In the first pilot trial with calcitriol, Walter et al. (5) reported no differences in fasting C-peptide, AUC C-peptide, and peak C-peptide after a mixed meal between treated and placebo groups at 9 and 18 months. A1C and insulin requirement were also similar between the groups. In the aforementioned study, no threshold of C-peptide level at study entry was defined. We designed a trial in which patients were younger at diagnosis, including also children, and should have had basal C-peptide levels at entry >0.25 nmol/l so that a possible effect of calcitriol on disease progression could have been detected. We have shown that calcitriol does not affect residual β-cell function in such patients, even those of younger age. Similar to the German trial describing a mean C-peptide decrease of ∼40% at 18 months, in our study, decline of C-peptide after 24 months was 44.4% in the calcitriol group and 42.5% in the placebo group. These findings substantially confirm the data from combined studies collected by the TrialNet Research Group on decline of C-peptide (6).

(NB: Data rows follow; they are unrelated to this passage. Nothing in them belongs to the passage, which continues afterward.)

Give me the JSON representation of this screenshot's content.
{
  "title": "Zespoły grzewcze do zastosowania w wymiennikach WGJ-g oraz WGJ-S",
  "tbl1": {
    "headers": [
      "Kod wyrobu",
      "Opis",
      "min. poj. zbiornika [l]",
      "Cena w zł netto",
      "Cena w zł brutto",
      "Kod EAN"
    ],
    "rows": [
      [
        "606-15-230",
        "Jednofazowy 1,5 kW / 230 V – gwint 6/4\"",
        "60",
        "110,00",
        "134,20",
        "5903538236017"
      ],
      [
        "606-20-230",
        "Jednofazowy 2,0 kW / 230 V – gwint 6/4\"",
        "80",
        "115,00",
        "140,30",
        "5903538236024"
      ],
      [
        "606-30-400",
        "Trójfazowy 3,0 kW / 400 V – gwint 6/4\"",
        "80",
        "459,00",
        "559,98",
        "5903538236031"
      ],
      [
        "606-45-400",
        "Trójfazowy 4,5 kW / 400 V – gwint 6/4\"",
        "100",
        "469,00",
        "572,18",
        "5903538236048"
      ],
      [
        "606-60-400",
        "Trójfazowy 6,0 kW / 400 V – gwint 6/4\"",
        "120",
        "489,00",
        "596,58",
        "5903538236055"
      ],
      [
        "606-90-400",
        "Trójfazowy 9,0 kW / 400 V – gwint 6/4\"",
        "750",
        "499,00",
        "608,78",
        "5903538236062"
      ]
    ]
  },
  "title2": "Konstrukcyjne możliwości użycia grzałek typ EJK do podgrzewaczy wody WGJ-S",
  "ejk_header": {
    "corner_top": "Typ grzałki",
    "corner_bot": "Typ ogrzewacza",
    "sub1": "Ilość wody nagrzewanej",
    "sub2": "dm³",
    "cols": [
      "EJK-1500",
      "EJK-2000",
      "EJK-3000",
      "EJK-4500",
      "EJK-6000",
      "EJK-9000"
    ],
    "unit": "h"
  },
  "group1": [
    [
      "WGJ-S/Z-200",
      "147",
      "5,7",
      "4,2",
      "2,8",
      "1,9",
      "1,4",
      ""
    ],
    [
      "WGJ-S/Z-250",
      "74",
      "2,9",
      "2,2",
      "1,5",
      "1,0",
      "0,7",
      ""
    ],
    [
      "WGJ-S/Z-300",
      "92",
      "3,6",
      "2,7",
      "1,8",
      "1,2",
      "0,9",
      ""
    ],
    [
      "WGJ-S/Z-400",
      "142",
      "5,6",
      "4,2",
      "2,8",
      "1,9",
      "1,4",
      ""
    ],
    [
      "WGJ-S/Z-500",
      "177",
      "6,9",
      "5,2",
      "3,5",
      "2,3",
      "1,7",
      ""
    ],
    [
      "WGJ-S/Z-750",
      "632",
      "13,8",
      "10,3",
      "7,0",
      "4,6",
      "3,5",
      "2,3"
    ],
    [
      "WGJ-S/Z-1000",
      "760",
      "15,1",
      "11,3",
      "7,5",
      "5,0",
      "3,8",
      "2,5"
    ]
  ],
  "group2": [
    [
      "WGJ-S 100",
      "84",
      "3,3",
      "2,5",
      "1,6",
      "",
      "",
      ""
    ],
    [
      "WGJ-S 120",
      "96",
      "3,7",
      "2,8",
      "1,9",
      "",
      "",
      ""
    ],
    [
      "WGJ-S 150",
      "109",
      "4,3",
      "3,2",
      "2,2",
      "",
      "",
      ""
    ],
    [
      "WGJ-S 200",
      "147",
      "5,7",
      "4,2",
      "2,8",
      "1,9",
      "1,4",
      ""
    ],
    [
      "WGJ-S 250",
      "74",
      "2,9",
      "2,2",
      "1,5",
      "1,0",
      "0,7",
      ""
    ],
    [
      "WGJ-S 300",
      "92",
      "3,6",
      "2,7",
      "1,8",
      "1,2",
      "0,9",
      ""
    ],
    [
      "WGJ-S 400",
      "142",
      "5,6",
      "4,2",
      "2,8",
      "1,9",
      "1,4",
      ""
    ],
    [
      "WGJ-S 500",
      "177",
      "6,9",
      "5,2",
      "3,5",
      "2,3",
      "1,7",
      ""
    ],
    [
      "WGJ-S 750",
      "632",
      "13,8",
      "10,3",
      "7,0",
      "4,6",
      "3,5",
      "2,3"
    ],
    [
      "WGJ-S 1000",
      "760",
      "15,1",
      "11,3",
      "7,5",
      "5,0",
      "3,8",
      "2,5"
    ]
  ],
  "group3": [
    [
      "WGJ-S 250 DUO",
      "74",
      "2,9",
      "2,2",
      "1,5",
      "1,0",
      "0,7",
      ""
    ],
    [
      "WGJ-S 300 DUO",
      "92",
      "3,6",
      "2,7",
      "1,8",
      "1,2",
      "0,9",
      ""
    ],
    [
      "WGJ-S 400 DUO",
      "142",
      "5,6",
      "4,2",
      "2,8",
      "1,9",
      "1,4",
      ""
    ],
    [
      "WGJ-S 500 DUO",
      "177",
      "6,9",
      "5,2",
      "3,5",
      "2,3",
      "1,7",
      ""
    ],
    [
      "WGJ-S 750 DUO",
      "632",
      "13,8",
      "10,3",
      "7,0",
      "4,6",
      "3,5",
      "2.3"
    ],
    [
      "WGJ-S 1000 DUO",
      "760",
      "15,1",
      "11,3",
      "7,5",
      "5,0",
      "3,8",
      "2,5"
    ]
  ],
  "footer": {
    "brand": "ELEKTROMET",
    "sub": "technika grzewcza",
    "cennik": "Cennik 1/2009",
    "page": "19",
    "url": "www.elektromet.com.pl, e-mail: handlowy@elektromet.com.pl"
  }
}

In the study by Walter et al. (5), serum concentrations of the active form of vitamin D 1.25(OH)2D3 were determined only in 13 patients in the safety phase, at baseline, and after 9 months of treatment, and they increased significantly (24.6 vs. 30.3 pg/ml; P < 0.02). On the contrary, we found that plasma levels of 25OHD were only modestly modified by the oral supplementation of calcitriol.

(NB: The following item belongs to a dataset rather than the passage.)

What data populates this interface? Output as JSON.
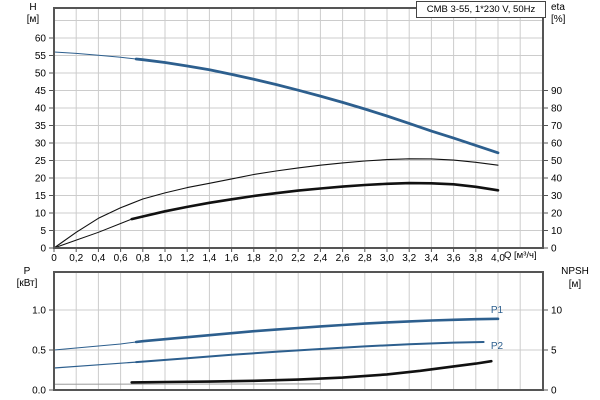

In view of the association of supplementation of vitamin D early in life with a risk reduction of type 1 diabetes (2,3,7), it is likely that the protective effects of vitamin D may be beneficial in modulating the initiation of the autoimmune process. However, supplementation after disease onset does not induce any beneficial effect.

In conclusion, the results of this trial indicate that, at the doses used, calcitriol is ineffective in preserving residual β-cell function.